Note de la rédaction de La Porte Latine : |
« Bien avant que les nations civiles soient parvenues à établir un droit international ; bien avant qu’elles aient pu former le rêve – qui ne s’est pas encore réalisé – d’une force commune pour la défense de la saine liberté humaine, de l’indépendance des peuples, d’une équité pacifique dans leurs relations mutuelles, l’Ordre de Saint Jean avait réuni en une fraternité religieuse et sous une discipline militaire, des hommes de huit « langues » différentes, voués à la défense des valeurs spirituelles, qui constituent l’apanage commun de la chrétienté : la foi, la justice, l’ordre social et la paix ».
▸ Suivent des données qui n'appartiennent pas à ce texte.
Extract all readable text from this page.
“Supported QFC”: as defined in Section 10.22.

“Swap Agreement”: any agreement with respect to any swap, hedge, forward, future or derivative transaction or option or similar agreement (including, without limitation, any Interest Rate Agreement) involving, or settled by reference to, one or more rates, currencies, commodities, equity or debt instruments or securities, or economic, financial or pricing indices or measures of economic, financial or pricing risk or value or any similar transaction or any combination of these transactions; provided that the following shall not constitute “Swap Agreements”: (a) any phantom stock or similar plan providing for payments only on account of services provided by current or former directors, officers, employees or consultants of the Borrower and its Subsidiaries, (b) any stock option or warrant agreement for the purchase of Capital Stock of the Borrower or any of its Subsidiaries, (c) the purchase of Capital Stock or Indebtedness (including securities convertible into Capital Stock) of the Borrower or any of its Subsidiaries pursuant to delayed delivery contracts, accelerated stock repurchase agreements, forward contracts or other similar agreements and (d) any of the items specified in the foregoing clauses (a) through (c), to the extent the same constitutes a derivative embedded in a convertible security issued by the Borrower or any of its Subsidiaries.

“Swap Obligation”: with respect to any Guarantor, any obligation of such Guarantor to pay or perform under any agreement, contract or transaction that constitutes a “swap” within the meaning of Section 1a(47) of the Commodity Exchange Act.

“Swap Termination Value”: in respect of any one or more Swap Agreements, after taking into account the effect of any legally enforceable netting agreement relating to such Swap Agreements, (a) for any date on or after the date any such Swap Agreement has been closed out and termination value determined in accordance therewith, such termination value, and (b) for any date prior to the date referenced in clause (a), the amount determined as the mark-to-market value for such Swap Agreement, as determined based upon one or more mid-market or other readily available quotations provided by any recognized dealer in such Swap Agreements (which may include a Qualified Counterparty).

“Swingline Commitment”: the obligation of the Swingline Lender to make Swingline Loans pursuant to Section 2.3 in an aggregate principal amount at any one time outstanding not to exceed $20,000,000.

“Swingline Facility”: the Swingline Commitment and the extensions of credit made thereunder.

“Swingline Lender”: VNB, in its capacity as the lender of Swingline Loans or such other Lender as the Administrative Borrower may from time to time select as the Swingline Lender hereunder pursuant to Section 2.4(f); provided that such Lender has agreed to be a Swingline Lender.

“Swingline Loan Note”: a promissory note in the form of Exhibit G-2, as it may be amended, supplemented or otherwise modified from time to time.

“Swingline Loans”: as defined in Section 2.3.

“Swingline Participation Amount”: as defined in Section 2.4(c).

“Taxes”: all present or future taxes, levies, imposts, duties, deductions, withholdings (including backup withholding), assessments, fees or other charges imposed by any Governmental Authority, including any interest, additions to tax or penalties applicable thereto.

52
C’est par ces paroles adressées, le 8 janvier 1940, par Pie XII aux Chevaliers de l’Ordre Souverain militaire de Saint Jean de Jérusalem, dit de Rhodes, que le Professeur Roberto de Mattei, après avoir écrit que le voyage du pape François à Lund chez Luther était un jour funeste, pose la question de la disparition programmée de l’Ordre de Malte.
Qui est visé par cette attaque frontale si ce n’est le cardinal Leo Burke, actuel « Patron » de l’Ordre de Malte, qui lors d’un entretien à Lifesitenews, site web pro-vie américain, est revenu sur les dubia envoyés au pape et a lancé un semblant d’ultimatum en déclarant que si le pape ne répondait pas aux cinq dubia sur l’exhortation Amoris Laetitia, il serait procédé à une « correction formelle » – ou « fraternelle » – du pape ?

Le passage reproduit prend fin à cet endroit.